3. Don’t isolate. During times of stress, it is tempting to withdraw into oneself in a bid to preserve energy. When we do this, however, it is incredibly easy to lose perspective. Small worries quickly become overwhelming fears. Make sure you are talking to people, be they close friends, trusted colleagues or family members. If you want to get an outside perspective, call Police Care UK in confidence.
4. Evaluate your responses. Keep an eye on your emotional responses. Ask yourself if you are happy, angry, scared or sad. Once you have established what you are feeling, you are in a position to determine if your reactions are realistic and justified or driven by fear or misinterpretation.
5. Participate in the process. Don’t allow anxiety to drive you into passivity and resistance. If you are facing changes at work, attend any meetings that are organised to discuss what lies ahead. If you feel that there is inadequate open discussion, talk to your managers about setting up appropriate forums for debate. If the looming changes are personal, think about which elements are beyond your control and which you can do something about.
6. Don’t rush. As we have seen, change can evoke a wide range of emotions. Taking it one small step at a time will ensure you get to the other side without getting overwhelmed. Break down what you have to do into small manageable tasks. If you have a lot of change going on in one area of your life, hold off on making other adjustments until life has stabilised.
7. Hold on to your anchors. When everything is in a state of flux, make sure you don’t lose touch with your sources of stability. On an individual level, this can be anything from a favourite hobby or pastime, to a spiritual practice, a close friendship, or even your favourite music. No matter how big the changes that you face, some things will remain the same. For a company or organisation, its values and mission can provide a sense of purpose and continuity as it goes through the transition. Regular meetings can also provide a sense of containment and reliability. Making sure that everyone is heard is also of critical importance.
8. Remember to relax. When your environment is changing, it is easy to lapse into a state of constant vigilance. This causes tension, which in turn causes stress.

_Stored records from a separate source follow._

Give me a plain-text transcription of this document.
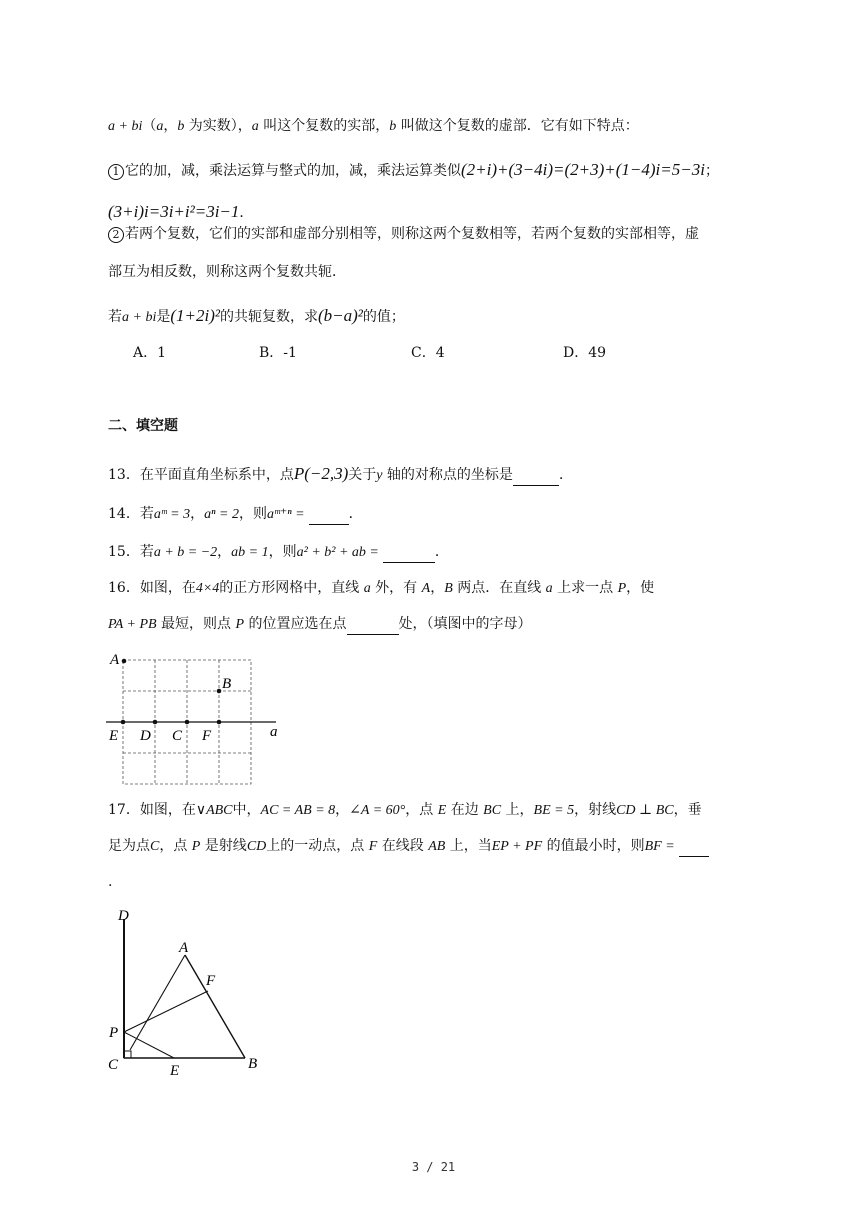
a + bi（a，b 为实数），a 叫这个复数的实部，b 叫做这个复数的虚部．它有如下特点：
1 它的加，减，乘法运算与整式的加，减，乘法运算类似(2+i)+(3−4i)=(2+3)+(1−4)i=5−3i；
(3+i)i=3i+i²=3i−1．
2 若两个复数，它们的实部和虚部分别相等，则称这两个复数相等，若两个复数的实部相等，虚
部互为相反数，则称这两个复数共轭．
若a + bi是(1+2i)²的共轭复数，求(b−a)²的值；
A．1	B．-1	C．4	D．49
二、填空题
13．在平面直角坐标系中，点P(−2,3)关于y 轴的对称点的坐标是	．
14．若aᵐ = 3，aⁿ = 2，则aᵐ⁺ⁿ =	．
15．若a + b = −2，ab = 1，则a² + b² + ab =	．
16．如图，在4×4的正方形网格中，直线 a 外，有 A，B 两点．在直线 a 上求一点 P，使
PA + PB 最短，则点 P 的位置应选在点	处，（填图中的字母）
A
B
E D C F	a
17．如图，在∨ABC中，AC = AB = 8，∠A = 60°，点 E 在边 BC 上，BE = 5，射线CD ⊥ BC，垂
足为点C，点 P 是射线CD上的一动点，点 F 在线段 AB 上，当EP + PF 的值最小时，则BF =
.
D
A
F
P
C	E	B
3 / 21
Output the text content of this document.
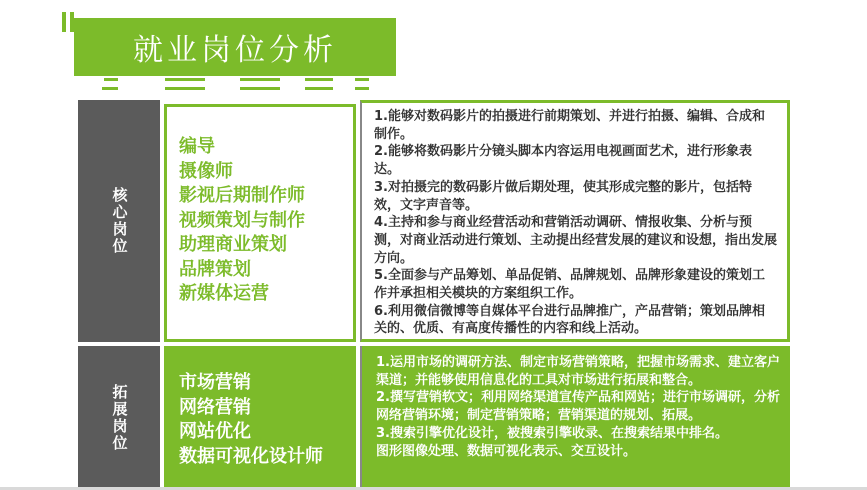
就业岗位分析
核心岗位
编导
摄像师
影视后期制作师
视频策划与制作
助理商业策划
品牌策划
新媒体运营

1.能够对数码影片的拍摄进行前期策划、并进行拍摄、编辑、合成和制作。

2.能够将数码影片分镜头脚本内容运用电视画面艺术，进行形象表达。

3.对拍摄完的数码影片做后期处理，使其形成完整的影片，包括特效，文字声音等。

4.主持和参与商业经营活动和营销活动调研、情报收集、分析与预测，对商业活动进行策划、主动提出经营发展的建议和设想，指出发展方向。

5.全面参与产品筹划、单品促销、品牌规划、品牌形象建设的策划工作并承担相关模块的方案组织工作。

6.利用微信微博等自媒体平台进行品牌推广，产品营销；策划品牌相关的、优质、有高度传播性的内容和线上活动。

拓展岗位
市场营销
网络营销
网站优化
数据可视化设计师

1.运用市场的调研方法、制定市场营销策略，把握市场需求、建立客户渠道；并能够使用信息化的工具对市场进行拓展和整合。

2.撰写营销软文；利用网络渠道宣传产品和网站；进行市场调研，分析网络营销环境；制定营销策略；营销渠道的规划、拓展。

3.搜索引擎优化设计，被搜索引擎收录、在搜索结果中排名。

图形图像处理、数据可视化表示、交互设计。
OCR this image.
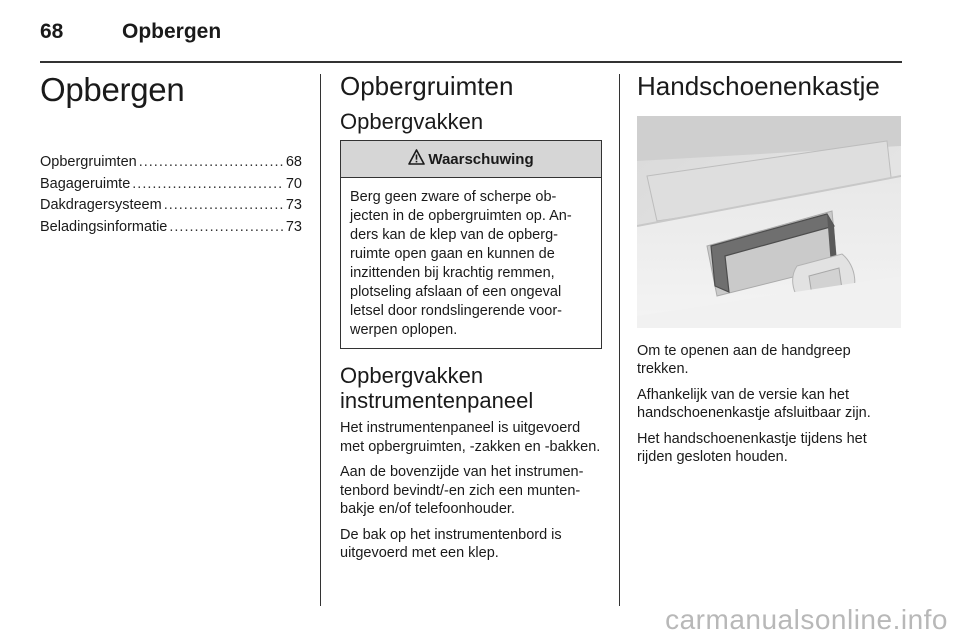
68	Opbergen
Opbergen
Opbergruimten .....	68
Bagageruimte .....	70
Dakdragersysteem .....	73
Beladingsinformatie .....	73
Opbergruimten
Opbergvakken
Waarschuwing
Berg geen zware of scherpe ob-
jecten in de opbergruimten op. An-
ders kan de klep van de opberg-
ruimte open gaan en kunnen de
inzittenden bij krachtig remmen,
plotseling afslaan of een ongeval
letsel door rondslingerende voor-
werpen oplopen.
Opbergvakken
instrumentenpaneel

Het instrumentenpaneel is uitgevoerd met opbergruimten, -zakken en -bakken.

Aan de bovenzijde van het instrumentenbord bevindt/-en zich een muntenbakje en/of telefoonhouder.

De bak op het instrumentenbord is uitgevoerd met een klep.

Handschoenenkastje

Om te openen aan de handgreep trekken.

Afhankelijk van de versie kan het handschoenenkastje afsluitbaar zijn.

Het handschoenenkastje tijdens het rijden gesloten houden.

carmanualsonline.info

Once your body is producing stress hormones, you will be heading towards burn-out if you do not regularly find a way to unwind. Stress-related symptoms include headaches, insomnia, digestive problems and backache. Exercise is crucial, but so is eating well, getting plenty of sleep and finding time for fun and laughter.
9. Be patient. The results of the change may not be apparent as quickly as you would like. Our society conditions us to expect quick fixes and instant results, but real life is just not like that. If you can allow the process of change to take time, you will be less prone to frustration and stress. If your changes involve other people, remember also that not everyone will change at the same speed. Some take longer to adapt than others. If you make room for a variety of responses, you will be acting as a team, not as isolated individuals.
10. Keep the end in mind. No matter how endless a process of change can seem, remember that it will come to an end eventually. You are not stuck in a state of permanent flux, nor have you lost a sense of stability forever. You will eventually return to a sense of normality.
Remember, you are not alone in this. There is help available.